The one thing I did differently was to use a needle-point oiler rather than a spray can. These little oilers are readily available (from Amazon, for example) for a few dollars, and they afford pretty good control of the oil. (I bought one of these a while back in large part because I remember my grandfather, a machinist, having one in his shirt pocket at all times.)
Anyway, thanks for going first.
I wanted to say thanks. Used this method on a Tissot Seastar T.12 automatic and it worked. Waited overnight for the glue to really set. Had tried, on and off, for a few days with three point watch tool and was going to give up. Will remember this for the future. The minute hand had come free and needs to be reset.
Thanks Barry – the first watch I tried it on was a Tissot Seastar PR516 chronograph that had firmly stuck on back; even the watchmaker I took it to said he couldn’t get it off, so I figured there was nothing to lose…

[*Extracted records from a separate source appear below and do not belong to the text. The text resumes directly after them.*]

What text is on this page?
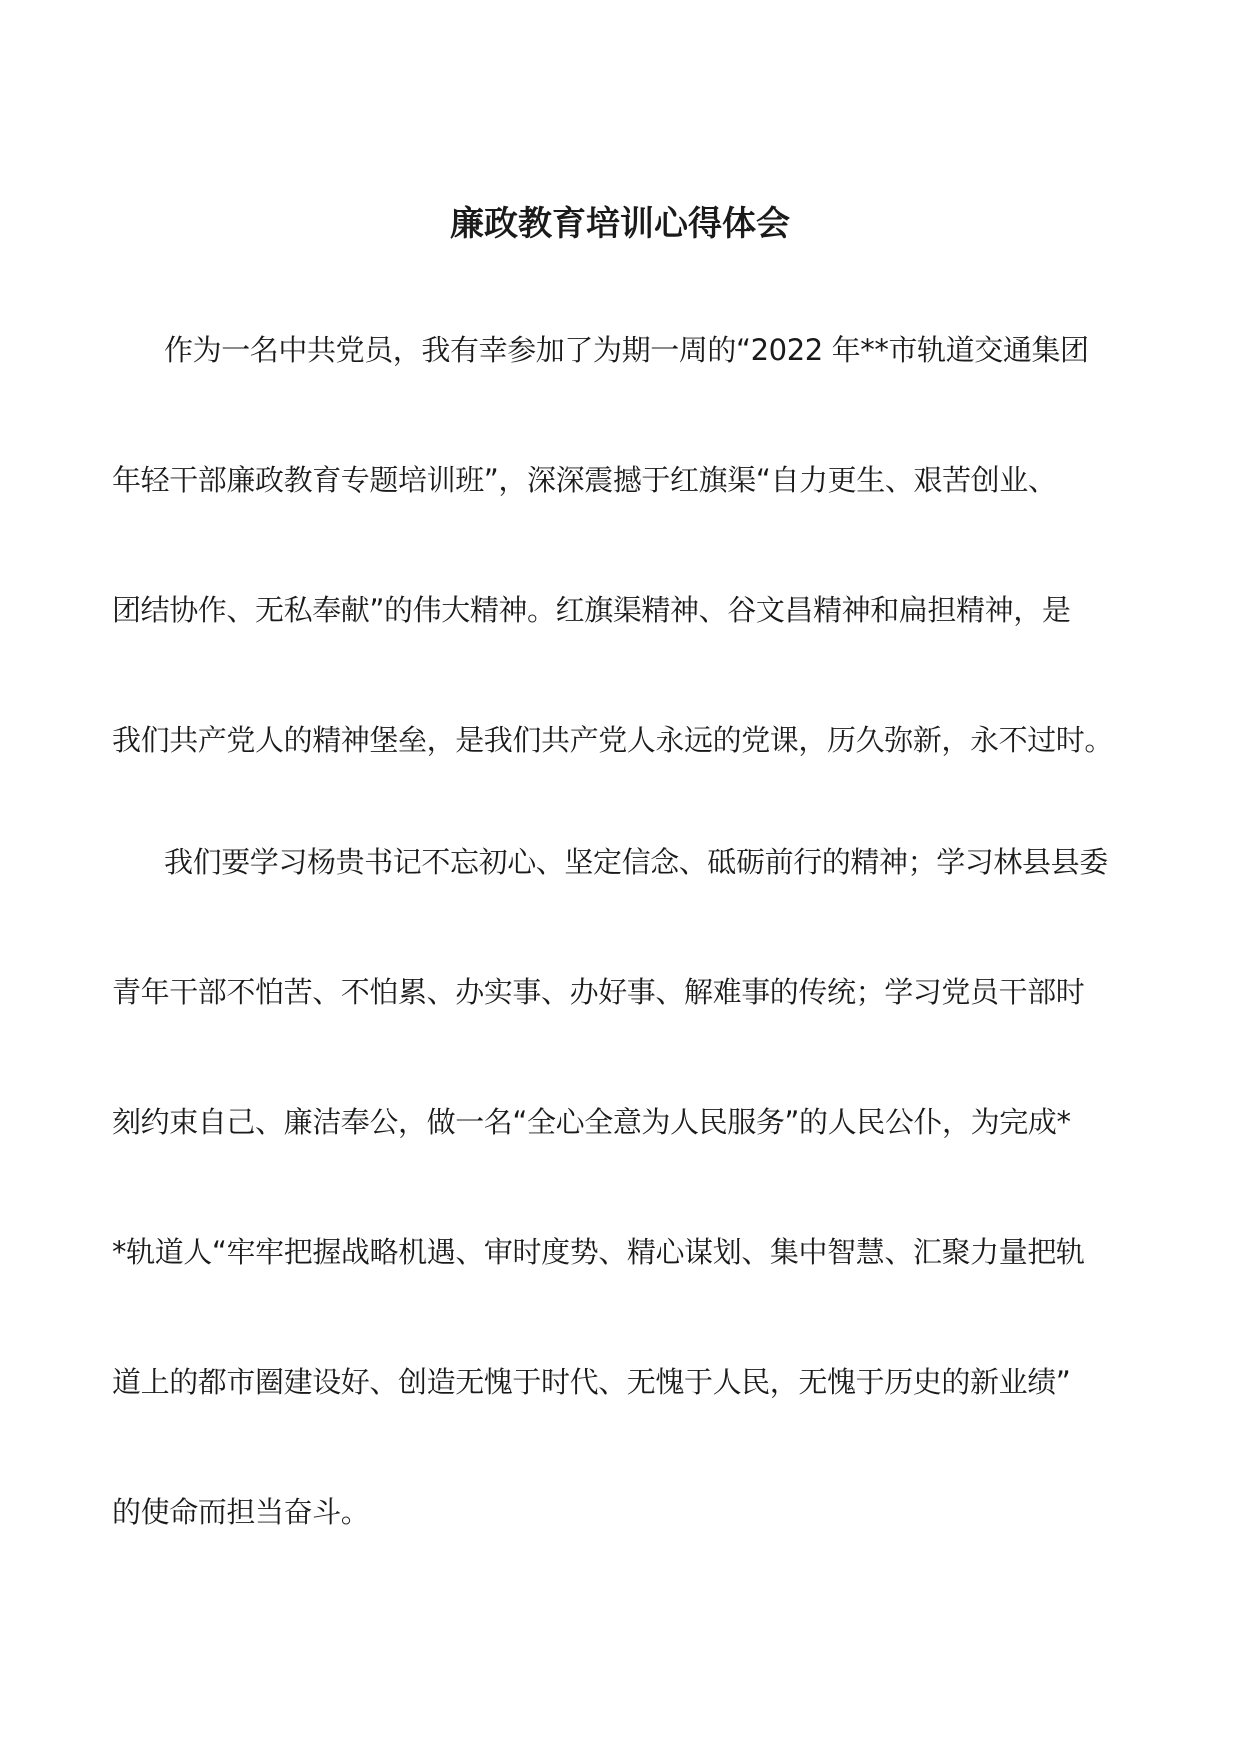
廉政教育培训心得体会
作为一名中共党员，我有幸参加了为期一周的“2022 年**市轨道交通集团
年轻干部廉政教育专题培训班”，深深震撼于红旗渠“自力更生、艰苦创业、
团结协作、无私奉献”的伟大精神。红旗渠精神、谷文昌精神和扁担精神，是
我们共产党人的精神堡垒，是我们共产党人永远的党课，历久弥新，永不过时。
我们要学习杨贵书记不忘初心、坚定信念、砥砺前行的精神；学习林县县委
青年干部不怕苦、不怕累、办实事、办好事、解难事的传统；学习党员干部时
刻约束自己、廉洁奉公，做一名“全心全意为人民服务”的人民公仆，为完成*
*轨道人“牢牢把握战略机遇、审时度势、精心谋划、集中智慧、汇聚力量把轨
道上的都市圈建设好、创造无愧于时代、无愧于人民，无愧于历史的新业绩”
的使命而担当奋斗。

Thanks for sharing! It worked perfectly. I also dabbed some isopropyl alcohol around the case the night before. The watch is 50 years old and the case was never off. The Bulova 11 BLC Swiss movement is a thing of beauty. However, after watching dozens of hours and taking out the click screw just to test the waters, I realize this is extremely difficult. Everything is so small! I need a practice watch before messing with my cherished vintage Bulova.
Just be careful that none of the acetone gets on the sealing ring.
Very interesting, here because of Tissot SeaStar! Like many others!! Worth a small fortune but will need work done on the case back as previous attempts at trying to remove have either broken tools or scratched the back something chronic!!